Consumer credit borrowing rebounded to £1.5billion during the month, up from £800 million in April, according to data from the Bank of England. This includes borrowing through methods such as credit cards, personal loans and car finance, all of which saw an increase month on month.
Conversely, the number of mortgage approvals for house purchases dipped slightly to 60,000 in May from 60,800 in April. This figure provides an insight into what future borrowing and house sales may look like.

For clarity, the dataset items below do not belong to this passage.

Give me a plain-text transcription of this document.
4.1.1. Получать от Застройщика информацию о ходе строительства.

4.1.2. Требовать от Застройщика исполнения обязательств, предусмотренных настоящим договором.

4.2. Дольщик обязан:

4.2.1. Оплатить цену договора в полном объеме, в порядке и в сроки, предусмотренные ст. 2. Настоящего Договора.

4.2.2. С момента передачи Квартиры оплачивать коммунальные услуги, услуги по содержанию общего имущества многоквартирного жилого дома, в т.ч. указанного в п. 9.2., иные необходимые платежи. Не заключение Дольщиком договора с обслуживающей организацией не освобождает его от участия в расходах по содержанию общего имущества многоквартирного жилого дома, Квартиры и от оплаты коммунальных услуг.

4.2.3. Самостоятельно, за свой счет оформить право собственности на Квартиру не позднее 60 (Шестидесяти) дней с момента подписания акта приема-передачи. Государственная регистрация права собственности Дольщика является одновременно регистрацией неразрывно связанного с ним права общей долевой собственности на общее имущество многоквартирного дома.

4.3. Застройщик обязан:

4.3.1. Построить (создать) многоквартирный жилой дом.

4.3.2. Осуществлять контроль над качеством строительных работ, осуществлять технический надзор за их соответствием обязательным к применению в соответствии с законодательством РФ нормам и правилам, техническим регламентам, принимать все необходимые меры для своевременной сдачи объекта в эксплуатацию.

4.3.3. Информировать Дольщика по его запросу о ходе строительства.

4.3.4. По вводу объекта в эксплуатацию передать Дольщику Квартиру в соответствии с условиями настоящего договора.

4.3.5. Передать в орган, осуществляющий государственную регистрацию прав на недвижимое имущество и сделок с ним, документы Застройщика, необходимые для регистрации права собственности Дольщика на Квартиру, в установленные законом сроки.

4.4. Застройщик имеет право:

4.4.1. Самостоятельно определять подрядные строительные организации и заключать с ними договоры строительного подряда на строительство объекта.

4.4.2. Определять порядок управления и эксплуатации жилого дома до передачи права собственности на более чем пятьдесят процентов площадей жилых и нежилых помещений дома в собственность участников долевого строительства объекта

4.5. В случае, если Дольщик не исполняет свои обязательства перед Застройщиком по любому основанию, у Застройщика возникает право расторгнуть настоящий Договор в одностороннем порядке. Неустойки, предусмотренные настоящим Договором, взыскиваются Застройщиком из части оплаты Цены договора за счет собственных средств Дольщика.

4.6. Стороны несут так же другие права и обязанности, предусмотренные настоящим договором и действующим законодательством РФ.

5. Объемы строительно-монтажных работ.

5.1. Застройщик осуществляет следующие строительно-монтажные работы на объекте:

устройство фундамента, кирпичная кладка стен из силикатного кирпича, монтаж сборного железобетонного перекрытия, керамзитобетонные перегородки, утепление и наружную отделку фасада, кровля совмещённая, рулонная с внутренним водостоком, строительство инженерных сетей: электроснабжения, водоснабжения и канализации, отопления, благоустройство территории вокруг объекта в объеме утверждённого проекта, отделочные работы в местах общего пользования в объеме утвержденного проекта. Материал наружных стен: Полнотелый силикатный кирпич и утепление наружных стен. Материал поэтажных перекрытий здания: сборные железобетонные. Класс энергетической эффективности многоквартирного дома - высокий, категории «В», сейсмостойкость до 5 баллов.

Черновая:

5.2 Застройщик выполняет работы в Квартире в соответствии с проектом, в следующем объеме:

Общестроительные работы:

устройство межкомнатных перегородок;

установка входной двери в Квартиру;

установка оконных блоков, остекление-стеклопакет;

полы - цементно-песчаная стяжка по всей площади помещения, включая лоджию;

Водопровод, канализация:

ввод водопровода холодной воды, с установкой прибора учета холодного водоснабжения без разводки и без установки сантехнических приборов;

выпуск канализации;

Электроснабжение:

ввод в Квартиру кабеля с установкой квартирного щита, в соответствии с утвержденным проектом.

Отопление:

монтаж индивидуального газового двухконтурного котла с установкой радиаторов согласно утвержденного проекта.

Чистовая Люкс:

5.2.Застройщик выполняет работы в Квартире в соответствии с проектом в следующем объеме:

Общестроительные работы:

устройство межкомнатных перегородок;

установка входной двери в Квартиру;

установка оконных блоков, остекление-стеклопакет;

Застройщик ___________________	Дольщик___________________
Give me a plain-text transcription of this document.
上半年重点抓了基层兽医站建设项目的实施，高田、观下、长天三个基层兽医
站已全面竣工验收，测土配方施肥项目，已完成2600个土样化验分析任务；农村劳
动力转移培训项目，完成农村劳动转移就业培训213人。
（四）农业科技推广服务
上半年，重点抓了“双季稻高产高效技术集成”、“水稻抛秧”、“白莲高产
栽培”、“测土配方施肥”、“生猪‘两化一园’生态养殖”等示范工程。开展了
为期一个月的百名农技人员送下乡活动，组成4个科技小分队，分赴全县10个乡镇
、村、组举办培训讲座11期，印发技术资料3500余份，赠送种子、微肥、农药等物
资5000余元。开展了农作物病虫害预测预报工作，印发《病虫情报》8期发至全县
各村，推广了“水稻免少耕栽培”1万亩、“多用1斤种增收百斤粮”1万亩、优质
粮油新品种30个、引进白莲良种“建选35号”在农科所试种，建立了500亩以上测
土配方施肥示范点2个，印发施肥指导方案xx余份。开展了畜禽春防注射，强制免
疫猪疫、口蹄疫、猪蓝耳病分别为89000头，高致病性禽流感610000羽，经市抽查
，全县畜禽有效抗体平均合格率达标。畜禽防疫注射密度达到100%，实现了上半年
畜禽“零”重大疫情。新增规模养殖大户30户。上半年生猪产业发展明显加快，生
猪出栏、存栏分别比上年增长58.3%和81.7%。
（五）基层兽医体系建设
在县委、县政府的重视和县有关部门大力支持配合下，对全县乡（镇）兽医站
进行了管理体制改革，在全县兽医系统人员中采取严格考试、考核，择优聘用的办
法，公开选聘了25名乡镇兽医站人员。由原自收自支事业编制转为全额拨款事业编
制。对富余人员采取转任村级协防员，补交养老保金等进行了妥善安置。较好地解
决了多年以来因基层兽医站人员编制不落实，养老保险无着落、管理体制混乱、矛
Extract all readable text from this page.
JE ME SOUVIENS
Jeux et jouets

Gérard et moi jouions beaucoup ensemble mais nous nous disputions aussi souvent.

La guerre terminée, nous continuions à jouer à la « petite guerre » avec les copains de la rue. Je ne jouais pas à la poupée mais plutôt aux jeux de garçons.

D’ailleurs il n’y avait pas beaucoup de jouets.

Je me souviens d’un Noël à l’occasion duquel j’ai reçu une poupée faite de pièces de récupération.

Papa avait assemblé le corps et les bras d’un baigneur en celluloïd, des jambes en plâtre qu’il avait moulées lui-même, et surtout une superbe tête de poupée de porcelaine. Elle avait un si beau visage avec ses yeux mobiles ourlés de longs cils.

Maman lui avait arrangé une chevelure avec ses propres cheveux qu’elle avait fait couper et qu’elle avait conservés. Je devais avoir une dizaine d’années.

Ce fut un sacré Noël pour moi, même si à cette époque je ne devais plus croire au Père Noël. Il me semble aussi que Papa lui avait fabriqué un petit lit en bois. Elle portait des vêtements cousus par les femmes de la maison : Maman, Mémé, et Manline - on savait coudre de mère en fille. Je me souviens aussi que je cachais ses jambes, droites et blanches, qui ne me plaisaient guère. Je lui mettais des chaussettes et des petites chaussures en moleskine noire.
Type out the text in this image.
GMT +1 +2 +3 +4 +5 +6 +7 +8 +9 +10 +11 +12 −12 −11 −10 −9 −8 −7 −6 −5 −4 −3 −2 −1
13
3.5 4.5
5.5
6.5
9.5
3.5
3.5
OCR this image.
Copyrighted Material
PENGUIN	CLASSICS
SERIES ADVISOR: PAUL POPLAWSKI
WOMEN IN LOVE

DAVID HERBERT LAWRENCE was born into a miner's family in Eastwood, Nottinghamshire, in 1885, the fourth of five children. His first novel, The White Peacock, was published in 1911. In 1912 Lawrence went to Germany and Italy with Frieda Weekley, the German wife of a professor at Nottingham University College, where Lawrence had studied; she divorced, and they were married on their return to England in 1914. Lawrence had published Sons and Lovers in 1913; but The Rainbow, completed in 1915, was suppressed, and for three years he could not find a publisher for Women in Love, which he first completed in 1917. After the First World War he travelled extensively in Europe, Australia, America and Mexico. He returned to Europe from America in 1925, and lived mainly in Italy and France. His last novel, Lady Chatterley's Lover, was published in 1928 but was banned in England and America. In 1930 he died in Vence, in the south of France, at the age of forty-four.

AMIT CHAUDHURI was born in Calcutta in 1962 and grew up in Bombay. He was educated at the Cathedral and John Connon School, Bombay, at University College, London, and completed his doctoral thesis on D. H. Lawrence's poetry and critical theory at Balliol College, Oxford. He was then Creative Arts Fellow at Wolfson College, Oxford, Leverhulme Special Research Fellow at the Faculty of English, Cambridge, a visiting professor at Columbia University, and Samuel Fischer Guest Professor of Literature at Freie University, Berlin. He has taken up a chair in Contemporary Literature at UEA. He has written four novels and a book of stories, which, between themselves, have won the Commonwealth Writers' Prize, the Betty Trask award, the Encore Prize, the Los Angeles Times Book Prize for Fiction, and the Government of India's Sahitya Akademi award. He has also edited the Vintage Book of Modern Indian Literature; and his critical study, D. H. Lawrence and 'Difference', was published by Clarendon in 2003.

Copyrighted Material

Furthermore, property buyers borrowed half the amount of money to secure their homes, dropping from a total of £2.2billion to £1.2billion month on month, the Bank reported. Alice Haine, a personal finance analyst at Bestinvest by Evelyn Partners, suggested that the dip in mortgage approvals reflects "lingering affordability concerns causing borrowers to approach the market with caution".
"Inflation may be easing, but persistently high borrowing costs are still making it hard for buyers to secure the homes they want," she said. "Interest rate cut hopes have been dashed throughout 2024, which is why all eyes are pinned on the next rate decision at the start of August when buyers and those looking to refinance are hoping for some respite."
Experts suggested this could be down to people delaying getting on the housing ladder until after Thursday's General Election, when they will know what the next government will be. The rise in consumer borrowing could also be partly driven by people splashing out more ahead of their summer holidays, experts said.
However, some cautioned against people taking on more debt while interest rates remain at a 16-year high. Karim Haji, global head of UK financial services at KPMG, said the uptick should be "monitored closely by lenders", adding: "Even if the Bank of England opts to cut the base rate at the next meeting, a likely 25 basis point cut would still leave the base rate above its long-run level."
This would reduce interest rates from their current level of 5.25% to 5%. "With this in mind, more borrowing at higher rates, at a time when the cost of living is still high, should be cause for additional vigilance amongst lenders," Mr Haji said. Meanwhile, after a record-high inflow of £12.3billion being locked into savings in April, the amount of money households deposited with banks and building societies went up by £5.3billion in May.
This was driven by an additional £4.2billion being put into ISA accounts. These figures suggest that people are taking the opportunity at the start of the new tax year, from April, to withdraw money from taxable savings accounts and put it into tax-free ISAs.